The antibiotic bacitracin inhibits the synthesis of bacterial cell walls by interfering the peptidoglycan synthesis of bacteria.

A disk impregnated with a small amount of bacitracin (0.04 units) is placed on an agar plate, allowing the antibiotic to diffuse into the medium and inhibit the growth of susceptible organisms. After incubation, the inoculated plates are examined for zones of inhibition surrounding the disks.

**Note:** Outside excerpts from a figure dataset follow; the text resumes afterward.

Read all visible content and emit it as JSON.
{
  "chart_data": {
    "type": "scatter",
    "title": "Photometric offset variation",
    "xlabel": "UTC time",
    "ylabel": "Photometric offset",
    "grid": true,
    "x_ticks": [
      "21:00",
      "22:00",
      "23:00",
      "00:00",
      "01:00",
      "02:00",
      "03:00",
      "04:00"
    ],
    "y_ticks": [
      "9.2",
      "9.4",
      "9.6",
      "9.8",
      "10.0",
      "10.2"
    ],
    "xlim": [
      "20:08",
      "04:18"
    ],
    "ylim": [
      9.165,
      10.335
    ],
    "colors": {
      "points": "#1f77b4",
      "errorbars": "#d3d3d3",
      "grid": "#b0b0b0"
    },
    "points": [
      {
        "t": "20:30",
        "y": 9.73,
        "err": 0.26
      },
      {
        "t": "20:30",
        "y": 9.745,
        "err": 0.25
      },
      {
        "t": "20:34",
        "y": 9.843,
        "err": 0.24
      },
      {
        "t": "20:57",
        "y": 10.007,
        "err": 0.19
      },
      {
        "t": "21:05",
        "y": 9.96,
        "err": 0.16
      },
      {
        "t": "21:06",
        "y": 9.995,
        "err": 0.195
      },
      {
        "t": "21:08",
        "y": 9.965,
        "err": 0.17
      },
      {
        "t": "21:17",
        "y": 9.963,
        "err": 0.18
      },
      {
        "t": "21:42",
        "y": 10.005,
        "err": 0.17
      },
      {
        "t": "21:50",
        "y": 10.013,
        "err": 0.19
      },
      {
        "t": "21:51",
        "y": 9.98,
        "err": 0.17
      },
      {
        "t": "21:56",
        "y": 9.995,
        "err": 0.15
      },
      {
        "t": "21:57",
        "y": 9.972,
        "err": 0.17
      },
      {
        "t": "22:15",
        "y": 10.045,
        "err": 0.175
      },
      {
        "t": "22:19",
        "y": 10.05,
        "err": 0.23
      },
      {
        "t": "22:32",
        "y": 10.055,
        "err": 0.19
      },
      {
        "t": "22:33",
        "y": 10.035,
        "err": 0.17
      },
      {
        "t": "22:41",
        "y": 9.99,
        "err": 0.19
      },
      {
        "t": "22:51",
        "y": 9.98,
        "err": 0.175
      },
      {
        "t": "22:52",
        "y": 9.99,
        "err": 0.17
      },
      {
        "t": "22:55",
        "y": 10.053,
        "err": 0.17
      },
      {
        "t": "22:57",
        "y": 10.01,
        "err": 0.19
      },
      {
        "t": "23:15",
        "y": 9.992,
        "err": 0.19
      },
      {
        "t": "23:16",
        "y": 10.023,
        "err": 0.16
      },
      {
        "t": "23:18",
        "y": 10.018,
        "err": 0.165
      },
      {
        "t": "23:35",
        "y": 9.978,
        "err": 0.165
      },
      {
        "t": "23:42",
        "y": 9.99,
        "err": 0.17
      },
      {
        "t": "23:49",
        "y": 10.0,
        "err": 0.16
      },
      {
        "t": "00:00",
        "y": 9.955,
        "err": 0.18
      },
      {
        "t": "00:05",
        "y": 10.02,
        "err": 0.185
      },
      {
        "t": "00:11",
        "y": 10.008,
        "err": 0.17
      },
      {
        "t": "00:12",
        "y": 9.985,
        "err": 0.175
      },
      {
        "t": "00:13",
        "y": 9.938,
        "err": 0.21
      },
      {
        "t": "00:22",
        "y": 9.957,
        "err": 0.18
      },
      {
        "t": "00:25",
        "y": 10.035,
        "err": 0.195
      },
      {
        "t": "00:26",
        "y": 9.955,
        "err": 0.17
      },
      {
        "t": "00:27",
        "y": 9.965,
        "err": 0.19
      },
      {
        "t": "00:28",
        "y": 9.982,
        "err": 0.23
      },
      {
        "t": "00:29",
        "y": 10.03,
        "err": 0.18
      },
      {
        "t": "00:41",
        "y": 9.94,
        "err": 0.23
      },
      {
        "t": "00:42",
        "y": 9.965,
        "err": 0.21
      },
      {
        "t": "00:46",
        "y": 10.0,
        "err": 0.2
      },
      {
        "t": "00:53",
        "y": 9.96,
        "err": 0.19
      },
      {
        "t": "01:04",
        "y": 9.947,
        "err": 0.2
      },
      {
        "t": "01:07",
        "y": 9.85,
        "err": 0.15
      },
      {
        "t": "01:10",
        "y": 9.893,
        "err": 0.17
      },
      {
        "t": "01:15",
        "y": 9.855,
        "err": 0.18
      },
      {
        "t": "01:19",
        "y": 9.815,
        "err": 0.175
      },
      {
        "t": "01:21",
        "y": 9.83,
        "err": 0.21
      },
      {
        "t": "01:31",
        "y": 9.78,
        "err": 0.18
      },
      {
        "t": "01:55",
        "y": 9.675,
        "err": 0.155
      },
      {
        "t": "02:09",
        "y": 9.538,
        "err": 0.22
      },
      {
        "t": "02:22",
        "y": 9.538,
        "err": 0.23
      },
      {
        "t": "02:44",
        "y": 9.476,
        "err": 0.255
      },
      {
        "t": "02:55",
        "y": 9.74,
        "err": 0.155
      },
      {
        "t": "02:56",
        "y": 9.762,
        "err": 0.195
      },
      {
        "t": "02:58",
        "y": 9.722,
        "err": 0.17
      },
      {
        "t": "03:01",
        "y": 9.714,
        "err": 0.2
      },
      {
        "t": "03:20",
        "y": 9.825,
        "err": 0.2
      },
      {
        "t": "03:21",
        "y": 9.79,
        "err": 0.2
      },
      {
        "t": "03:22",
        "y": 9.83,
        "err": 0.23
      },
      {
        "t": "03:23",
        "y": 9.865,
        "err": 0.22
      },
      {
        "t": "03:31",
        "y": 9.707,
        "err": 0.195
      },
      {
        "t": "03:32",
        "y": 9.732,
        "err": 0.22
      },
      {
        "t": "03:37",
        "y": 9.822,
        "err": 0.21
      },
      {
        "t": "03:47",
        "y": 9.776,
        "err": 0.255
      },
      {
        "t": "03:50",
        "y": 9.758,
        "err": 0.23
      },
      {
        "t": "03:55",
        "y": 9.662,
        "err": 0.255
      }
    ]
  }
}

If the organism grows up to the edge of the disk, it is resistant to the antimicrobial compound infusing the disk.  If there is a zone around the edge of the disk where the organism has not grown, the organism is susceptible to the antimicrobial in the disk.

Method

  1. Using an inoculating loop, streak two or three suspected colonies of a pure culture onto a blood agar plate.
  2. Using heated forceps, place a bacitracin disk in the first quadrant (area of heaviest growth). Gently tap the disk to ensure adequate contact with the agar surface.
  3. Incubate the plate for 18 to 24 hours at 35°-37°C in ambient air for staphylococci and in 5% to 10% carbon dioxide (CO2) for streptococci differentiation.
  4. Look for a zone of inhibition around the disk.

Medium Used:

Mostly, blood agar plate is used (trypticase soy agar + 5% sheep blood).

Expected Results

  • Positive: Any zone of inhibition greater than 10 mm; susceptible.
  • Negative: No zone of inhibition; resistant

Bacitracin Susceptibility Test

Limitations

  • Performance depends on the integrity of the disk. Proper storage and expiration dates should be maintained.
  • Culture media must be freshly prepared for optimum diffusion of the antibiotic.
  • Lancefield groups C and G streptococci may occasionally also show susceptibility to bacitracin.
  • When testing isolates, a light inoculum may result in false zone of inhibition.

References

  1. Tille, P. M., & Forbes, B. A. (2014). Bailey & Scott’s diagnostic microbiology (Thirteenth edition.). St. Louis, Missouri: Elsevier.